Heisman within Lynch’s grasp


By Mike Romor

Whether they want to admit it or not, Heisman voters have been forced to call a spade a spade as Jordan Lynch has become a legitimate contender in an undetermined Heisman race.

Lynch has been the best player in college football this season while remaining the face of the nation’s up-and-coming football program. There is no reason he should not be invited to New York for the Heisman Ceremony, even if he is not playing in a power conference.

After last season, most media put a pity spotlight on Lynch, labeling him as the dark horse with no realistic shot at even an invite to New York in a 2013 Heisman campaign built for Johnny Manziel. It seems Manziel and the 8-4 Aggies were a one-hit wonder last year.

Texas A&M’s struggles left the door open for talented, experienced quarterbacks from across the SEC and ACC to become the headliners of the Heisman race during the middle weeks of the season. Lynch remained a pity pick, a player who might receive a handful of fifth-place votes from his represented region.

But over the past few weeks, while other contenders lost key games or threw their chances away with poor performances, Lynch continued to break records and win games. In November, Lynch compiled 1,470 total yards and 16 touchdowns with no turnovers.

He also continued to find his way into conversations as a legitimate Heisman choice. It only took pundits about a year to start discussing that possibility in depth, instead of dismissing the thought that a MAC player could have any real sway in the race.

Voters have valid reasons for not wanting Lynch to be in the thick of a Heisman race. He does not play in any of the most competitive conferences and he did play poorly against Florida State in last year’s Orange Bowl, the only game in which NIU played a premier nonconference opponent.

But the fact stands that everyone who has been atop the Heisman watch list has played themselves out of their spots, aside from FSU quarterback Jameis Winston and Boston College running back Andre Williams.

Winston is clearly having the best on-field year for anyone in the race not named Lynch, but off the field there are brutal allegations against him.
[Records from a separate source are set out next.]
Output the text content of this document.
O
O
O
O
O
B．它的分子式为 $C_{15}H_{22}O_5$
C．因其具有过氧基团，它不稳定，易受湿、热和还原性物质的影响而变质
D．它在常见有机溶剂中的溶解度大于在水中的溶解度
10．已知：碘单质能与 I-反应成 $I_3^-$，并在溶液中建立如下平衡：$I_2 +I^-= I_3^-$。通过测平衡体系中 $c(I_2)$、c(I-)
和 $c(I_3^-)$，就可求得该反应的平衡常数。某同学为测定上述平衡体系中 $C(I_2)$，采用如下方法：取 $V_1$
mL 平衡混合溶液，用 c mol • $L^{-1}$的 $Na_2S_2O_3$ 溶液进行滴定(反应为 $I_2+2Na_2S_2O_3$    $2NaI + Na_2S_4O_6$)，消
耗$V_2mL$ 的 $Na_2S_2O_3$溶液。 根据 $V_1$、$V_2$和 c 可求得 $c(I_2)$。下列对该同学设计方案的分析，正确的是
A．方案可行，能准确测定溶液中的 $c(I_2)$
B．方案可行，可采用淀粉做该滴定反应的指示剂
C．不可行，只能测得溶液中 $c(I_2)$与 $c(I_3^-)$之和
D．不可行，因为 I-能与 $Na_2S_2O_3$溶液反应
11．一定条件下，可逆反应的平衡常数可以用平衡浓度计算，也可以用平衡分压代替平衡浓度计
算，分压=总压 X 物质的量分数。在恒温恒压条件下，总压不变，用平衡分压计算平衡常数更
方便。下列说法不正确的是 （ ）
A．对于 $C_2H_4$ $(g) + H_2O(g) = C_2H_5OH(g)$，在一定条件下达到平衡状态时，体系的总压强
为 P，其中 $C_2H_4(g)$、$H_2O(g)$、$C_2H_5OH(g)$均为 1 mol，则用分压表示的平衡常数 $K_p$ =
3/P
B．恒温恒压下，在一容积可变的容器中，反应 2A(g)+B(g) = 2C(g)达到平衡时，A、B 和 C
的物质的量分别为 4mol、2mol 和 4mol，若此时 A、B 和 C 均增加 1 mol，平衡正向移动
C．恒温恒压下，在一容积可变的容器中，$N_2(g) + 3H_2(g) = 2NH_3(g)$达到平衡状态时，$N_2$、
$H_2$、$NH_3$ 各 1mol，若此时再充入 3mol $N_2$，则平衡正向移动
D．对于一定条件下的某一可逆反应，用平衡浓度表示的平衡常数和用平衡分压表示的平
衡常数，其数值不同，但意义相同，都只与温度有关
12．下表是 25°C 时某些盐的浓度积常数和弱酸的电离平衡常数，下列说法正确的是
He is in no legal trouble as of yet for an alleged rape, but if more negative details come out then Heisman voters will continue to jump off his bandwagon.

Williams, on the other hand, has been nothing short of spectacular. He is deserving of all the praise he has received. He averaged 6.4 yards per carry for 2,102 yards before exiting Saturday’s game against Syracuse with an apparent arm injury. But Boston College is 7-5 overall and 4-4 in ACC action, landing him in the same pool as Manziel, minus the off-field circus.
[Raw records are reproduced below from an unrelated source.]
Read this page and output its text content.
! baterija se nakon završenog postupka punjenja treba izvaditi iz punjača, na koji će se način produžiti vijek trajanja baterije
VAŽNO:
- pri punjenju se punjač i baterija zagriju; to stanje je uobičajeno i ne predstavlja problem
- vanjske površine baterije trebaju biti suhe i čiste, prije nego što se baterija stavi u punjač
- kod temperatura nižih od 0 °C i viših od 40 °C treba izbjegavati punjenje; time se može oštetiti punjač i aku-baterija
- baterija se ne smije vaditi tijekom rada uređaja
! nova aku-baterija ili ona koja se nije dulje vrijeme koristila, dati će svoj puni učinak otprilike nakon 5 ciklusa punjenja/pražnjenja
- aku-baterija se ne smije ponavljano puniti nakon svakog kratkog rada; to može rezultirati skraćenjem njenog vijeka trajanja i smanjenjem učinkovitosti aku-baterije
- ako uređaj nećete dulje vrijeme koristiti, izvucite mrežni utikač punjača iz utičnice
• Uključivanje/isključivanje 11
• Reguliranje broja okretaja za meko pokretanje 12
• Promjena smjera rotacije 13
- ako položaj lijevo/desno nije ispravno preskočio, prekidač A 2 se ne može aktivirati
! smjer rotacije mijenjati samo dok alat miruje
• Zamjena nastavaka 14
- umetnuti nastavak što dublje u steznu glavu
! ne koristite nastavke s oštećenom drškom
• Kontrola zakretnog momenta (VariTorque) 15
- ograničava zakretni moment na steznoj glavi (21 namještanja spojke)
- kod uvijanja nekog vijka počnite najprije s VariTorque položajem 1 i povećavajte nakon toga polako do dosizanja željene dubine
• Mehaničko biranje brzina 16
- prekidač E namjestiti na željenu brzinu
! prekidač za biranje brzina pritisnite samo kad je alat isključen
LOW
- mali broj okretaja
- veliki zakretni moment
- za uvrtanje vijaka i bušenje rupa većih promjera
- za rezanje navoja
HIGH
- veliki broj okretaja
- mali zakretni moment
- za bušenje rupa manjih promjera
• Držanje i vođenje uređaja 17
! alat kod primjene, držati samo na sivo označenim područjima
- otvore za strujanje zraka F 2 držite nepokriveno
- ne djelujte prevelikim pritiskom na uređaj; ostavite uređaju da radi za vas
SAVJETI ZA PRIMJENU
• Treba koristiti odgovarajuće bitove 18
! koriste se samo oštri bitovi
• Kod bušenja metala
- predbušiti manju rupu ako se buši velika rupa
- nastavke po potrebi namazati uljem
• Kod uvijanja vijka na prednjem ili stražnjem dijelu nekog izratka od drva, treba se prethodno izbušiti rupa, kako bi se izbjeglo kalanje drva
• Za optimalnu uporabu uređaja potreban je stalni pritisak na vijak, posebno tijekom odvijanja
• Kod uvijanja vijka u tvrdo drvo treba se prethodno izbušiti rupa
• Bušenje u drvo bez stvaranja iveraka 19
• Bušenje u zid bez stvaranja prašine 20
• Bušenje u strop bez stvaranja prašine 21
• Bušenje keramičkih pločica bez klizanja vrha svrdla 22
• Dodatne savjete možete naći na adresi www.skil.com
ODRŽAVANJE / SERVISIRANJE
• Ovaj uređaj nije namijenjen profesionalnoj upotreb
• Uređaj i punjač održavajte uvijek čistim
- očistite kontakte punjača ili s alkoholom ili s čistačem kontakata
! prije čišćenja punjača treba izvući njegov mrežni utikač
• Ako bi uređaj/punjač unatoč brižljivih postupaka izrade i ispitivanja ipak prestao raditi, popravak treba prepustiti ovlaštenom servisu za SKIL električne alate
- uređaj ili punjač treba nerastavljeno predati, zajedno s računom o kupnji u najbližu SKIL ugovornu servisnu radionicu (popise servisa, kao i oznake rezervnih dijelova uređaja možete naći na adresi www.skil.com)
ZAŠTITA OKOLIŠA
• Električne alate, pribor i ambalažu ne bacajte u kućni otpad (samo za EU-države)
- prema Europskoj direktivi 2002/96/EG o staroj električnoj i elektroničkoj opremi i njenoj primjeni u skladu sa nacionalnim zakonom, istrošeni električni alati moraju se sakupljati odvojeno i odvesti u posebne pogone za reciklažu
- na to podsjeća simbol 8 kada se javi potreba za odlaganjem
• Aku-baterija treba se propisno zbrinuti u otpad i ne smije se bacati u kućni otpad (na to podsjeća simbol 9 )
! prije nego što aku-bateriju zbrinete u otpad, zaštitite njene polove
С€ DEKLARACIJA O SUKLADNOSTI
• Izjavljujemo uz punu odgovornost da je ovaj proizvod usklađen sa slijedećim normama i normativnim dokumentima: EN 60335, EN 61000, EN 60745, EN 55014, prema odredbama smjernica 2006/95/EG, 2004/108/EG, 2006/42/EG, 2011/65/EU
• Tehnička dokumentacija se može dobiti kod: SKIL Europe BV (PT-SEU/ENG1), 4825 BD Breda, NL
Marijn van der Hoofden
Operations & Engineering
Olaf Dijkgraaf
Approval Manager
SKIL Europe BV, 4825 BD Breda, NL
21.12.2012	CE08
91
Lynch has led NIU to a 12-0 record and its third straight MAC Championship appearance, all while staying squeaky clean off the field and becoming a rightful role model for children across the country.

Lynch’s play has enabled his dark horse label to be removed. Whether the Heisman voters like it or not, Lynch has forced his way onto their ballots. Each of his 43 touchdowns this season beg to differ with any other argument.